At seventeen, Jeeves' future mother Dulari is married off to Narpat. Narpat is a Brahmin, which would normally have ensured financial ease. Instead, Narpat ridicules all creature comforts and refuses to spend money on his rickety house, gifts for the children or celebrations.

A Perfect Pledge is not an easy read, both because of its dark tone and its vocabulary. Although rich language is one of the book's features, I could have used a lexicon of Trinidadian plants, animals and spirits. An the other hand, characters use grammar which hints at patois, which situates the story and is easily understood.
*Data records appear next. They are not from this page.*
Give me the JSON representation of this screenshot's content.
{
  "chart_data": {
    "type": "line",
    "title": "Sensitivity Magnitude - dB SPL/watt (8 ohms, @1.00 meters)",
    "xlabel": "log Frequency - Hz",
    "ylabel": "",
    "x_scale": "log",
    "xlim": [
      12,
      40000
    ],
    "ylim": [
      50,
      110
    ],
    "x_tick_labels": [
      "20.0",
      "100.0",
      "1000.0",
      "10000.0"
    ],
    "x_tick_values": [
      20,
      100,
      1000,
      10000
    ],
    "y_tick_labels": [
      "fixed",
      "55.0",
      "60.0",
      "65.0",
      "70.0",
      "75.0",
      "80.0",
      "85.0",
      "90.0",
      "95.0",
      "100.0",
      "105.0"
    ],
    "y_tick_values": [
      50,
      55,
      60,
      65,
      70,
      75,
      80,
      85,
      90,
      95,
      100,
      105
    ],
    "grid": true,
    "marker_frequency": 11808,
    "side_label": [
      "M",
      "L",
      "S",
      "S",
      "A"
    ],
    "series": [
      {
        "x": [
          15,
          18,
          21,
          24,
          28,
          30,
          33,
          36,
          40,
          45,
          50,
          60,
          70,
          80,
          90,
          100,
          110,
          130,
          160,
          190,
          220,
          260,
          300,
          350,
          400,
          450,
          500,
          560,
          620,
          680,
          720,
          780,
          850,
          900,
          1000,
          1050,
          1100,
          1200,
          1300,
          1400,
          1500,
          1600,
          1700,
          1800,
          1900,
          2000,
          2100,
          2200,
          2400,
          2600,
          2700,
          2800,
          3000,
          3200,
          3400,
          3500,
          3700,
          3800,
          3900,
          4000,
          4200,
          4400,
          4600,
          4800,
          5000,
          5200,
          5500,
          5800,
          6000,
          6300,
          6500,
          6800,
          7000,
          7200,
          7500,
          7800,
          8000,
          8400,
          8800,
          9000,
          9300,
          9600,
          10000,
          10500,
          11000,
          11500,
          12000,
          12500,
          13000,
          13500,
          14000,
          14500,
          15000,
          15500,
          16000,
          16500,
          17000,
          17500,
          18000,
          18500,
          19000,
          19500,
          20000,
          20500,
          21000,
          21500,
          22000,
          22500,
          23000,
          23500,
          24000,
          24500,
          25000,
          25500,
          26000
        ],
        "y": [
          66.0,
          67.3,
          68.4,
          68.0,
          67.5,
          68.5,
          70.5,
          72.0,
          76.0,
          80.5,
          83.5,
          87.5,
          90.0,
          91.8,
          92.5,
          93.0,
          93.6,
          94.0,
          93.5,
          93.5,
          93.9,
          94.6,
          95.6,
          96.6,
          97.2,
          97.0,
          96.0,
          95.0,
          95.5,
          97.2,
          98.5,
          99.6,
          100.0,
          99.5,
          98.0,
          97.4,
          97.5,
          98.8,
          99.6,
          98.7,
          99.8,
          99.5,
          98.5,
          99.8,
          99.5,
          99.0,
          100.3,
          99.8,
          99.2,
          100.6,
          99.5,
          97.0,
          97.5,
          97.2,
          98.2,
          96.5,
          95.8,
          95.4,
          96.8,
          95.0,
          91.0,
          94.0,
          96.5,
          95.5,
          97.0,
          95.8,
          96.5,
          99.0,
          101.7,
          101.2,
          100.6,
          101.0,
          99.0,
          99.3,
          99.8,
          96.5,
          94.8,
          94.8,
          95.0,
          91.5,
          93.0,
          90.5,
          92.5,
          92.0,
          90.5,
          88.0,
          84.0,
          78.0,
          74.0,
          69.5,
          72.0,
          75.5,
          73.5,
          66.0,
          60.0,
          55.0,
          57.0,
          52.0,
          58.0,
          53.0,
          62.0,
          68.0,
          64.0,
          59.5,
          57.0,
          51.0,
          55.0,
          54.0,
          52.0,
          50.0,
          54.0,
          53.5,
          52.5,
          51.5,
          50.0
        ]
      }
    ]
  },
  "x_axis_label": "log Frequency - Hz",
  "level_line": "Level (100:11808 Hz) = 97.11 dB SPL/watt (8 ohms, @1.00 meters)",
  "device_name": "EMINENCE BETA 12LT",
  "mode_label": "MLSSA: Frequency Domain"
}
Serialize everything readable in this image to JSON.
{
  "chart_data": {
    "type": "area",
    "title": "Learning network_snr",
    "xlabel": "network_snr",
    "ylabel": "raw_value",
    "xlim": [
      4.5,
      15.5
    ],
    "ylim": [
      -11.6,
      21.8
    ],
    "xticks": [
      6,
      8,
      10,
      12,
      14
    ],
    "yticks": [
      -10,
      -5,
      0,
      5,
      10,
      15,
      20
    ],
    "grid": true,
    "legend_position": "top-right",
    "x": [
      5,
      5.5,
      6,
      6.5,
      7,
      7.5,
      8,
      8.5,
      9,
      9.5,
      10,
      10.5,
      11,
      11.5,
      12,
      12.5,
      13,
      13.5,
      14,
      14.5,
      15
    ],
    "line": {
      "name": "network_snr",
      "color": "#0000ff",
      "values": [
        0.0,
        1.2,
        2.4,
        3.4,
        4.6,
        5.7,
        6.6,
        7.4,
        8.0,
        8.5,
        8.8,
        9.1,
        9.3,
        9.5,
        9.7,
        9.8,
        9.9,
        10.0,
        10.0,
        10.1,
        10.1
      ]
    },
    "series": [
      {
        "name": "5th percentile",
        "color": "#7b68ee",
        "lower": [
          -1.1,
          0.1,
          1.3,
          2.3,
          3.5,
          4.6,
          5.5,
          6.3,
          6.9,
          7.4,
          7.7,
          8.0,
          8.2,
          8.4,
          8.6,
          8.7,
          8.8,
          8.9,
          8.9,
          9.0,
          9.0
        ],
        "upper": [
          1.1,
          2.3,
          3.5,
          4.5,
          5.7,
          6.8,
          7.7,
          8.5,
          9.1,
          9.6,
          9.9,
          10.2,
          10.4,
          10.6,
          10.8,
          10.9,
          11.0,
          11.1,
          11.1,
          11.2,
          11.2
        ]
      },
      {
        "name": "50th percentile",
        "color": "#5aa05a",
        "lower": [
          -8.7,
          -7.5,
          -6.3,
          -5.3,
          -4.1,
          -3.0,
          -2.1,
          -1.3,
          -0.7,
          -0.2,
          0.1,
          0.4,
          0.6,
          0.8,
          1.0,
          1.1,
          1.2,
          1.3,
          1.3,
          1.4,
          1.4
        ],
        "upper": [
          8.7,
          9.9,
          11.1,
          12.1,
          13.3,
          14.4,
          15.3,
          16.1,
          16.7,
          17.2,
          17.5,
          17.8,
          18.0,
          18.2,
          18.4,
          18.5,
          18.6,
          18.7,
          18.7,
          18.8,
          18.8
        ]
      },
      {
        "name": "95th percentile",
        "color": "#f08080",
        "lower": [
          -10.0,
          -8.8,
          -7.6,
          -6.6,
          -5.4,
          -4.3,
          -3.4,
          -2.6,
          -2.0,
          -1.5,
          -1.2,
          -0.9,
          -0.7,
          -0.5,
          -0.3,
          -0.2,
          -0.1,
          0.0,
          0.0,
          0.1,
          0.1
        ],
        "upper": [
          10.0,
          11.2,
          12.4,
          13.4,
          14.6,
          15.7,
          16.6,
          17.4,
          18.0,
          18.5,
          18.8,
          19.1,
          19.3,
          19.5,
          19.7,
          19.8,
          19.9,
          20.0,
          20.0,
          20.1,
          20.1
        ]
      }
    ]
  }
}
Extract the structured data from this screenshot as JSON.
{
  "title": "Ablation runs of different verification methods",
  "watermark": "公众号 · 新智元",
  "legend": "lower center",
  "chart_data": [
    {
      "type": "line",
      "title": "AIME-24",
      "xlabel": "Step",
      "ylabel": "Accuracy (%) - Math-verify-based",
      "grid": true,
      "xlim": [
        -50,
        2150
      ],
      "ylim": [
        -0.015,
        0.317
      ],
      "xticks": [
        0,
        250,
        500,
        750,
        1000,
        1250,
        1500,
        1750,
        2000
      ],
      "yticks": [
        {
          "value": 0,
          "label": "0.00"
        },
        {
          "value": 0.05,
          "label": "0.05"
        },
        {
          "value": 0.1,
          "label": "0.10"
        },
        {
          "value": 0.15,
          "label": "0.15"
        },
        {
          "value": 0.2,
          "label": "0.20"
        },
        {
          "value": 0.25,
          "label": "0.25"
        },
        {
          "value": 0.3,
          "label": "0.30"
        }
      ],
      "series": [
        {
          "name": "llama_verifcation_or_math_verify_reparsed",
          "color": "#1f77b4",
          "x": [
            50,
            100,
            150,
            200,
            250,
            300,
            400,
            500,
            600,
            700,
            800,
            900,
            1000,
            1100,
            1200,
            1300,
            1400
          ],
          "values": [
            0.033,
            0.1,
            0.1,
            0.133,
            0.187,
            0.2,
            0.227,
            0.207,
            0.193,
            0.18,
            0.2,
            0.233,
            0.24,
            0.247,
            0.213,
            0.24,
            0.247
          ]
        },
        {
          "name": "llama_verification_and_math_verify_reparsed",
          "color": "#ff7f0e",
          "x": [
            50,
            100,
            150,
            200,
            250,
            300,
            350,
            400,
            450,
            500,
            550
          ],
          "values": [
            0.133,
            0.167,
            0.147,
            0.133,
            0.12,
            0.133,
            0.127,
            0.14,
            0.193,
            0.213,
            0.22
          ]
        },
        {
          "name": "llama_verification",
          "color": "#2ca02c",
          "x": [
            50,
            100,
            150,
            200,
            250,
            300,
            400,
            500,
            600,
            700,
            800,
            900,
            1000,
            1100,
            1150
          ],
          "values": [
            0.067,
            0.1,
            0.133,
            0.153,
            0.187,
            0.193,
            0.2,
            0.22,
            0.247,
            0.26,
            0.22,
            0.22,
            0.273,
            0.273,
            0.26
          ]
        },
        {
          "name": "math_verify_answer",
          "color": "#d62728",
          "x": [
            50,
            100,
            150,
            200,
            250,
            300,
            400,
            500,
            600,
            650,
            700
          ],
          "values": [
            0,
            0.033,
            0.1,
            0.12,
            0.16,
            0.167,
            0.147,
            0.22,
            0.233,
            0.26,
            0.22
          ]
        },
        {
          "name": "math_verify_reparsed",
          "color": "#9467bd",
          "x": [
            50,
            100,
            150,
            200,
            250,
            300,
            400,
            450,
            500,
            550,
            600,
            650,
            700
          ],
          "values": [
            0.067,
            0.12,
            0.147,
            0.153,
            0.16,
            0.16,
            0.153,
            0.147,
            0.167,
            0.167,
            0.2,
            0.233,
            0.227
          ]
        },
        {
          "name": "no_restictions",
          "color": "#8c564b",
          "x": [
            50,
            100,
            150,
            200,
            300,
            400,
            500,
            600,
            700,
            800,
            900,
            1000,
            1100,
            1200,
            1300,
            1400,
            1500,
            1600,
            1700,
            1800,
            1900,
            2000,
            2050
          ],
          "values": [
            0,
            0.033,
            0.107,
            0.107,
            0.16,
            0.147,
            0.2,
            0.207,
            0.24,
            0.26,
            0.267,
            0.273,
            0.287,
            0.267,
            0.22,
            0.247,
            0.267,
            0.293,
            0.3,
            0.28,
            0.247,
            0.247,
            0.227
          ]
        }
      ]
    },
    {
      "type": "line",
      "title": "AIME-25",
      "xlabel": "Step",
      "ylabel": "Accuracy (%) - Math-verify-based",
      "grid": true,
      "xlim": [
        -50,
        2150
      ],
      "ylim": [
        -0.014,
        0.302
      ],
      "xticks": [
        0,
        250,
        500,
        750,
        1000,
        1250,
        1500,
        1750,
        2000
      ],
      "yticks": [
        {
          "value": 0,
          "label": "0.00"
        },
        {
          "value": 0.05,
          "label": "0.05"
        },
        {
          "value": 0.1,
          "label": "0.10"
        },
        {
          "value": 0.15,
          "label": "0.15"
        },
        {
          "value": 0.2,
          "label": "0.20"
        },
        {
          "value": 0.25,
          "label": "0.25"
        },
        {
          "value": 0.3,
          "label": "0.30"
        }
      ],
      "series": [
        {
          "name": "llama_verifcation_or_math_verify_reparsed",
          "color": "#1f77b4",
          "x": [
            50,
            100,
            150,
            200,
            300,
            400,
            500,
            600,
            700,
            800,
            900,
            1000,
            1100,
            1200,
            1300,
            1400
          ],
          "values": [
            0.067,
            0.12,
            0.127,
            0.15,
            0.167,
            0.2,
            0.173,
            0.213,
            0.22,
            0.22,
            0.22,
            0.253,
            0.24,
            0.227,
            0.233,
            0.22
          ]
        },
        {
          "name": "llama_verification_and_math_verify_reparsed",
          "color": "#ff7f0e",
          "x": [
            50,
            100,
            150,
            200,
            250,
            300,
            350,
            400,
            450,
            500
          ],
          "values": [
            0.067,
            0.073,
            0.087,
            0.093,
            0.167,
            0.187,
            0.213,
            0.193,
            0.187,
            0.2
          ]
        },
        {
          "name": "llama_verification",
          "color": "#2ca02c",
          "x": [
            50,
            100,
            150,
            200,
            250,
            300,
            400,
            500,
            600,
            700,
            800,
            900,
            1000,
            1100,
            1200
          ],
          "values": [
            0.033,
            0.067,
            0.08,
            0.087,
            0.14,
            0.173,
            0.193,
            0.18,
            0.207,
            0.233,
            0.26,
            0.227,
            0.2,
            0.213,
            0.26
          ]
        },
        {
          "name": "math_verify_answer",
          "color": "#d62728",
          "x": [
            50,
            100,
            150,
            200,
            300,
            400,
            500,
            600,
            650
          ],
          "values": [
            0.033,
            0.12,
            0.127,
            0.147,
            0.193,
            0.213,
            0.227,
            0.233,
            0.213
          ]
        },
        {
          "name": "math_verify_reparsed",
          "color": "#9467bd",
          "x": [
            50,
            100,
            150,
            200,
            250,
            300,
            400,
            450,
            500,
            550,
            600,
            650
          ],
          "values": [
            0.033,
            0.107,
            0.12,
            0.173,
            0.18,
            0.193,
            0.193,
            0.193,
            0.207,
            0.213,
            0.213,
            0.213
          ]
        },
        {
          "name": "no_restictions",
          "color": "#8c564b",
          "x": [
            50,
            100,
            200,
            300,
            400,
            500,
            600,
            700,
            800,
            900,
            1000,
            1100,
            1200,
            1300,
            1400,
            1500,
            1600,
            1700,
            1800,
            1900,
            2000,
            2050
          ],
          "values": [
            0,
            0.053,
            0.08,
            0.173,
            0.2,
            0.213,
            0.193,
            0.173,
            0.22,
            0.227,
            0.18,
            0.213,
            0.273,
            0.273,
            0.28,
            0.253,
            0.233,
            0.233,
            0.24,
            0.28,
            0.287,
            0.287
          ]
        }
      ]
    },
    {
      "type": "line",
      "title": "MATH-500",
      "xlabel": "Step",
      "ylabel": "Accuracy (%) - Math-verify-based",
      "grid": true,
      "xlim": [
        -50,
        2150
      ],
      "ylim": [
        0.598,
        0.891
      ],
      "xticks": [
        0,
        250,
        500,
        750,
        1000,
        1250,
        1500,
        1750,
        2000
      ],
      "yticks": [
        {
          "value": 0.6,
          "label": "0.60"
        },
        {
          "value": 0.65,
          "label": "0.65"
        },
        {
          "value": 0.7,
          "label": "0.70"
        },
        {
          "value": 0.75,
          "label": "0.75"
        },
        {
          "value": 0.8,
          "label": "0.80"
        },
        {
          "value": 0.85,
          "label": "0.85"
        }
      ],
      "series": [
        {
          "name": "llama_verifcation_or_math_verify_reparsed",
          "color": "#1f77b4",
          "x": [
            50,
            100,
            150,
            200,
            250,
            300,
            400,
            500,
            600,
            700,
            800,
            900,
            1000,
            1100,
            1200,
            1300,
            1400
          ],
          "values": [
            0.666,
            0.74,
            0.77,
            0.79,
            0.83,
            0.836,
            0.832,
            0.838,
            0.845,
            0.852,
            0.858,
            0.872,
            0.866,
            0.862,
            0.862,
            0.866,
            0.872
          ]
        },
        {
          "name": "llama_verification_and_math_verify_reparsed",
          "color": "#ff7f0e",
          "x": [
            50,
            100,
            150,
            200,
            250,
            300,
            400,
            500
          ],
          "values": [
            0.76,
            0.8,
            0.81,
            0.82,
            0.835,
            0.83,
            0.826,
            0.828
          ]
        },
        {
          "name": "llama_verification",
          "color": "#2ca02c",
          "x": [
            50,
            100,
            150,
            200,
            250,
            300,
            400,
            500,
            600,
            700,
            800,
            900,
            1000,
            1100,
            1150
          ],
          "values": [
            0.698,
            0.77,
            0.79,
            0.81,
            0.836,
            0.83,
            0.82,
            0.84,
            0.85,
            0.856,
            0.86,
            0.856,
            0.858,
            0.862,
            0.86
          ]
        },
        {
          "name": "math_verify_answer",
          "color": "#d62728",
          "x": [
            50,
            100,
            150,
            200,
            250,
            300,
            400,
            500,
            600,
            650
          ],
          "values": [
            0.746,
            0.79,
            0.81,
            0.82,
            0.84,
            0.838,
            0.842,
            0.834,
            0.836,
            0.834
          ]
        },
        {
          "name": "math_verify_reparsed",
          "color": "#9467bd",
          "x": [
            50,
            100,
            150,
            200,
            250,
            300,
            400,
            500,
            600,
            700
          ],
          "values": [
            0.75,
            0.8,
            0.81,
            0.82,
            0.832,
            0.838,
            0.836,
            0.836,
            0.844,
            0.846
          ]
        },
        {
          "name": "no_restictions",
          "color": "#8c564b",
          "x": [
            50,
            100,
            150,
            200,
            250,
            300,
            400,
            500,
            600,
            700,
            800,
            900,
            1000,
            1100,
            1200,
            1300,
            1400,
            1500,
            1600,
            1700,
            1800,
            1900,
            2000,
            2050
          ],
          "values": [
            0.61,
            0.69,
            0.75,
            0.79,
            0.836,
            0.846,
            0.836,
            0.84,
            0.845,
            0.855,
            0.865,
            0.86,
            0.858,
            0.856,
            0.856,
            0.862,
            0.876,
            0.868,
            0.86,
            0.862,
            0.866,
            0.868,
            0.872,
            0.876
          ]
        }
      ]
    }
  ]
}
The humour in this novel is like dark chocolate, deliciously rich and bitter. No one is immune to Narpat's scathing analysis of the fatalistic drunks and religious fanatics around him, yet his Pride goeth before... earning the fate he deserves. Other characters are gently comedic and likeable in their folly. You will recognize people in this novel, wherever you come from.

In A Perfect Pledge, marriage is often painful whether arranged or forced by unplanned pregnancy. Parents beat their children, either to vent frustration or out of a sense that they should. The family, whether rich or poor, is no source of happiness.

As I watched Narpat's family slowly disintegrate, I desperately wanted one of the characters to succeed. In a Hollywood film, Narpat would have made a charismatic, eleventh-hour speech and convinced his neighbours to help him complete the factory. In a comedy, Dulari's sewing would have earned her cash for modern conveniences and given her a circle of peers with which to socialize. In a Hollywood story there could have been compromise, rationality, love. Not so for this family or this milieu where men and women are perpetually opposed.

There is hope in the end, because Jeeves is a simpler, saner kind of man, who will not be bound by his father's pledge.